2012 | OriginalPaper | Chapter
Party Image and Party Leaders
A judicious comparison of the parties’ stances across the full range of issues might still be regarded as the way that voters should decide. However, it is obviously an extreme case: at most, a tiny minority of people really do choose in that way (and probably few people ever did). The key conclusion from the previous chapters is not the trivial point that British voters are unlikely to pore over party manifestos. The point is rather that issues and policies, long regarded as the main currency of electoral politics, actually carry much less influence over voting behaviour than has generally been supposed. One reason for this is that a substantial proportion of voters continue to identify quite strongly with one of the parties and, as a consequence, tend to approve of its policies and performance on an issue anyway. Yet, even if dealignment has meant that many ‘voters begin to choose’, there remain two key reasons why these choices are not driven by policy.
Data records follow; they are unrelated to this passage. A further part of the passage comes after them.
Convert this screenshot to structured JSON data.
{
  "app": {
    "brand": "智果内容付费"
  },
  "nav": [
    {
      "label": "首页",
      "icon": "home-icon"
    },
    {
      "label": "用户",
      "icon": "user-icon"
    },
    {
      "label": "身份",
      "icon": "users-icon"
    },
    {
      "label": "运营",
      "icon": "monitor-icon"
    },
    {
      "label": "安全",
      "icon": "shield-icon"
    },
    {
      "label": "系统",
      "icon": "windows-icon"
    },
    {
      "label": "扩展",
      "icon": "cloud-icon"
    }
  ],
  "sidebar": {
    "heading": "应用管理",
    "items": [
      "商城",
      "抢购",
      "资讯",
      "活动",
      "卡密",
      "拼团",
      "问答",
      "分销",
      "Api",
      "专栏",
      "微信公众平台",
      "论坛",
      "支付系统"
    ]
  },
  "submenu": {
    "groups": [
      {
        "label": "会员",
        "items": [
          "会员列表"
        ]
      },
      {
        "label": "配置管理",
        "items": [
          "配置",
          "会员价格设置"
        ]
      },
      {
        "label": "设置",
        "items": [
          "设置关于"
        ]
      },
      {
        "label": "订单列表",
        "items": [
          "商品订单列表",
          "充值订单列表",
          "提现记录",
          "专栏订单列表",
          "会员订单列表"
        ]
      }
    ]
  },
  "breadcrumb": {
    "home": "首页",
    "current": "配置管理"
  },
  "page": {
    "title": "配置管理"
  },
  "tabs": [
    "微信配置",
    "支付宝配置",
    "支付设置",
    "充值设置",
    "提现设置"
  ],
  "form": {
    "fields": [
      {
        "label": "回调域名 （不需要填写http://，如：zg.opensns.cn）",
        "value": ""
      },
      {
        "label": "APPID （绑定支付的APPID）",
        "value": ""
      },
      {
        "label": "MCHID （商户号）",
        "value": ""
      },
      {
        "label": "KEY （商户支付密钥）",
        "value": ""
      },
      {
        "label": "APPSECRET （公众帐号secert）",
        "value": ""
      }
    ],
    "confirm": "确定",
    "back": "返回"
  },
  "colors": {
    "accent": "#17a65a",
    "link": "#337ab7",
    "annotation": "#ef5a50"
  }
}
One reason has to do with limits on voters’ political awareness. Few have detailed knowledge about parties’ policies, let alone over multiple issues, and there are easier ways of choosing between parties than by accumulating such information at election time. Second, for much of the post-war period in Britain, even if a diligent voter did undertake a comparison of policy positions then he or she would have found more similarities than differences. Issue stances are not a very useful basis for choice during such periods of consensus. Instead, parties compete — and voters choose between them — on the basis of general impressions of competence. With the parties broadly agreed on the objectives of governing, the decision concerns which party is most likely to achieve those objectives. In short, despite dealignment, electoral choice continues to be more about parties than about issues.